The Therapeutic Value Of Keeping A Pet

happy man running with dog in park
Photo by Zen Chung on

When people think about pets, some fairly obvious things come to mind. The family pet – be it a dog, cat, or another animal, is a source of joy, fun, and companionship, perhaps even more so for a family with young children. Whether it be growing up with pets or as a companion in older age, we share a connection and perhaps even a fascination with animals.

It comes as no surprise that keeping a pet also has a range of physical, mental, and emotional health benefits. 

The keeping of pets

It should be stated upfront that keeping a pet is a major commitment and shouldn’t be taken lightly. Domestic animals, as opposed to wild animals, have developed an inter-relationship with humans over time. As such, they have a greater dependency on their human co-habitants for food, shelter, and support. A range of veterinary care and support services, including pet food in Mesa, can be found by visiting the link.

As well as being a necessity, the act of catering for the social and welfare needs of the pet is arguably one of the key benefits of pet ownership – instilling strong social and societal values in developing children.

Lifestyle and fitness benefits

Owning a pet – particularly an active animal like a dog – conjures up a range of physical fitness and lifestyle benefits. The domestic dog is generally social by nature, having developed from a pack animal. As such, a fair degree of interaction is involved, and this, of course, also includes physical exercise!

Daily exercise with the family dog can range from moderate (such as the daily walk) to high-energy sessions at the local beach or park. Not only does this benefit the owner physically, but the engagement in routine exercise sessions serves to deepen the bond and connection between the human and animal. 

Mental health and connection

Domestic animals have evolved to become more attuned to the moods and expressions of their human co-habitants. As such, they are capable of reading bodily cues such as tone of voice, facial expressions, and body language, including our gestures.

This deeper sense of ‘attunement’ and connection brings with it a range of mental health benefits. For example, studies have shown that pet owners may benefit from a reduction of mental stresses, including stress, anxiety, hypertension, and depression.

The companionship that the house pet evokes is a perfect cure for loneliness. It, therefore, comes as no surprise that animals are typically welcomed and even encouraged in old age and convalescent homes.
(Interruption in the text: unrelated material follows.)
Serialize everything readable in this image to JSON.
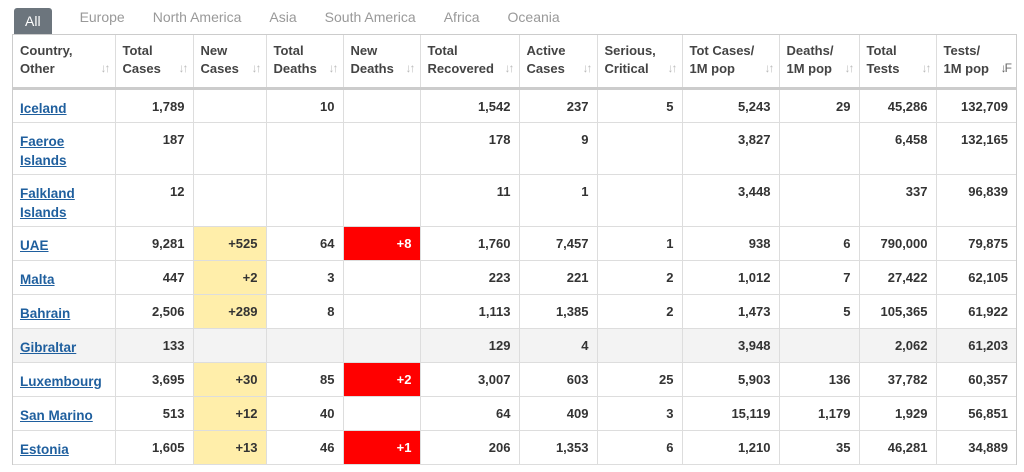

Various studies have shown that a pet animal may reduce doctor’s visits in the elderly, elevate levels of serotonin and dopamine, which promote deep relaxation, and assist in leveling behavioral problems with younger adults and children.

Sensory relief and the benefit of touch

Keeping many pets is a tactile experience, and studies show that touch – simply stroking or petting a cat or a dog – has significant therapeutic value. All humans feel the need for love, and touch forms a huge part of that expression.

For the developing child, this can form a key part of their socialization and assists their interaction with others as they grow. For the elderly, it may represent comfort and a sense of tranquility.

It comes as no surprise that convicts show strong behavioral changes following their interaction with animals.

Find meaning in life

The simple act of pet ownership opens up a range of dimensions and benefits. The beauty of this relationship is that those benefits are mutual – the bond of human and animal benefits both. For many people, this bond is a life-changing experience and connects us all to something deeper.